02.10.2012, 11:10

EU-Experten Banken sollen hohe Mauern um Zockergeschäfte ziehen

Foto: Arne Dedert / dpa

Steuerzahler sollen nicht mehr für Spekulationen der Banken aufkommen. Eine EU-Expertenguppe fordert nun eine Isolierung der Risiken.

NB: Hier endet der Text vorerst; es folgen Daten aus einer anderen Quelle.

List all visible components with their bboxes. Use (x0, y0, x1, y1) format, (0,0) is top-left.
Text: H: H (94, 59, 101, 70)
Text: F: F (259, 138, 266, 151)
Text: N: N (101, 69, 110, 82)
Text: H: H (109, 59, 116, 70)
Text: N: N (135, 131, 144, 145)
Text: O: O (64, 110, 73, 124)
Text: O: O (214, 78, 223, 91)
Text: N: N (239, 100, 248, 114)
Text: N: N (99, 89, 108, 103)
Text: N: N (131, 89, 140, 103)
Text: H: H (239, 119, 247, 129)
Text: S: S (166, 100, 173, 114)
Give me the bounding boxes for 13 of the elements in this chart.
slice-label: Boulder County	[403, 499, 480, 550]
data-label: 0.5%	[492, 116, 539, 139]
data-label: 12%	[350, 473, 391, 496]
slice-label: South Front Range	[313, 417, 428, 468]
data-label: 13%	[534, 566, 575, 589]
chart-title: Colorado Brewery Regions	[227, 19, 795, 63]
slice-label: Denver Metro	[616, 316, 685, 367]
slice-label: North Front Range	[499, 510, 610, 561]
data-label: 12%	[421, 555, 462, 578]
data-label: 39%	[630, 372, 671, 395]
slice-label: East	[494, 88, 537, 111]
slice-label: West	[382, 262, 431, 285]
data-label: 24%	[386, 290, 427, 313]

EU-Experten fordern die Trennung riskanter Bankgeschäfte von den normalen Konten und Firmenkrediten. Banken sollen künftig Spekulationen mit Wertpapieren, Börsengeschäfte für Kunden sowie Kreditvergaben an Hedgefonds in rechtlich und organisatorischen unabhängige Einheiten auslagern. Damit könnten die Einlagen der Sparer nicht mehr herangezogen werden, um die riskanten Geschäfte zu finanzieren und abzusichern, berichtet die "Süddeutsche Zeitung" unter Berufung auf den Expertenbericht.

Die Steuerzahler müssten im Krisenfall auch nicht mehr komplett für die Bankenrettung in die Bresche springen. Eine Regierung könnte die gefährlichen Sparten leichter pleitegehen lassen, da das Argument der Systemrelevanz entfalle. Eine mögliche Aufspaltung in voneinander unabhängige Unternehmen ist aber offenbar vom Tisch. Die Einheiten dürften nach den Plänen weiter unter dem gemeinsamen Dach einer Holding sein, heißt es in dem Bericht.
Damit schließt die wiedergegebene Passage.